Modeling of natural circulation for the inherent safety analysis of sodium cooled fast reactors
The paper discusses a set of developed integrated one-dimensional models of thermal-hydraulic processes that contribute to the removal of decay heat in a BN-type reactor.
The assumptions and constraints involved in one-dimensional equations of unsteady natural convection in closed circuits have been analyzed.
It has been shown that the calculated values of the primary circuit sodium temperature and flow rate in conditions with a loss of heat removal and with a forced circulation of the primary coolant are in a reasonable agreement with the results of a benchmark experiment in the PHENIX reactor.

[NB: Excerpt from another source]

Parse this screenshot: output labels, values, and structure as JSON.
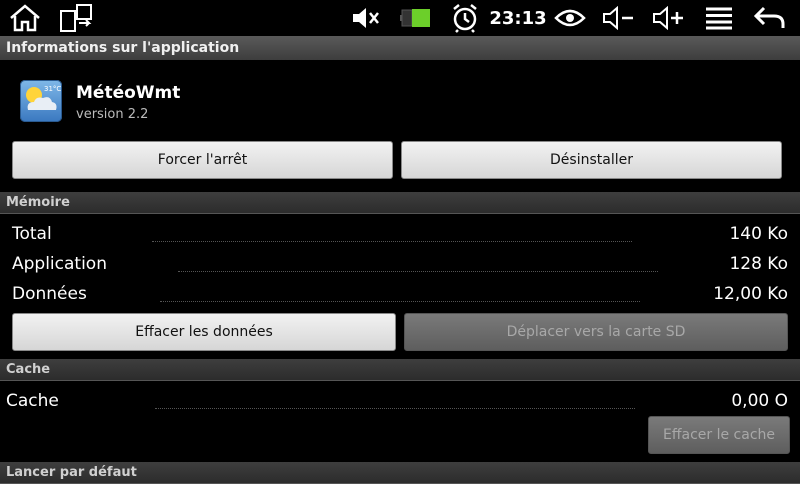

The model makes it possible to assess the effects general thermophysical and geometrical parameters and the selected technology have on the efficiency of passive heat removal by the natural coolant convection in the reactor tank and in the emergency heat removal system’s intermediate circuit and by the heat transfer through the reactor vessel.
The model is a part of an integrated algorithm used to assess the inherent safety level of advanced fast neutron reactors and is intended primarily to develop, at the early conceptual design stage, the recommendations and requirements with respect to the reactor equipment parameters leading to an increase in the reactor inherent safety.
The model will be used to identify the set of quantitative thermal-hydraulic criteria that have an effect on the dynamics of emergency transients leading to a potential loss of integrity by the reactor safety barriers, and to formulate such limits for the defined criteria as would cause, if observed, the requirement for the safety barrier integrity to be met under any combination of the accident initiating events.